I often struggle to find out and ask myself whether the glass is half full or half empty. I won’t go into my son’s case in particular detail because obviously every biography is unique. I am aware of hundreds, if not thousands, of similar stories. The point of the matter is that he was ill served by the system. He should still be alive. He would still have been alive if the system had done what it was able to do.
I have often asked myself when my journey might start to look like it would come to an end. I would need to be convinced that, were my lad to walk into a mental health facility today, the outcome would likely be different. When I sit back and reflect on that, I think the answer is that we are definitely heading in the right direction. Unfortunately, we still have a very long way to go.
I would like to make one or two final points on the issue of prevention, and, very briefly, on the GP sector. Many young people who experience suicide ideation or who are self-harming have exposure to primary care.
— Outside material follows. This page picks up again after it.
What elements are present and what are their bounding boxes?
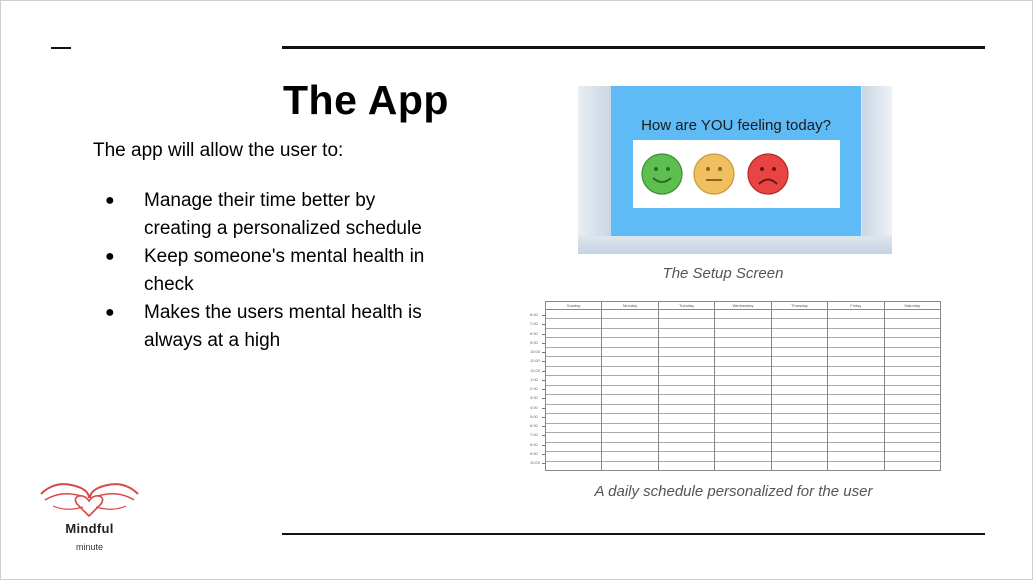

The data bear that out. We all appreciate the incredible pressures that the GP community is under, particularly heightened by the pandemic, but it remains the case that self-harm literacy and suicide prevention in a large part of the primary care system and in many GP surgeries is very poor. Many things are missed or misdiagnosed. We tend to throw pills at things rather than solutions. Opportunities for creating triangles of care are missed and so on and so forth, as indeed are very simple things like conforming to NICE guidelines.
There are very good NICE guidelines surrounding all aspects of mental health and suicide prevention, increasingly and more especially in relation to young people. I am not quite sure myself why NICE guidelines exist, because they do not seem to permeate through to daily practice and frontline services in many instances.
That is a roundabout way of saying, Chair, that there are actually quite a lot of good things that happen in the system. If we already did what we know to be effective, and we did it well and we did it everywhere, we would effect some change, notwithstanding the monumental size of the problem in front of us.
Chair: That is a good note to end on. Thank you, Professor Appleby and Julie Bentley for giving evidence. Particular thanks to Steve Mallen for your courage in talking about Edward and to Mark for your courage in talking about your brother. Both of you have shown that your campaigning since those terrible events can make an enormous difference, and we have heard some of that this morning. Thank you all very much for joining us. That concludes this panel.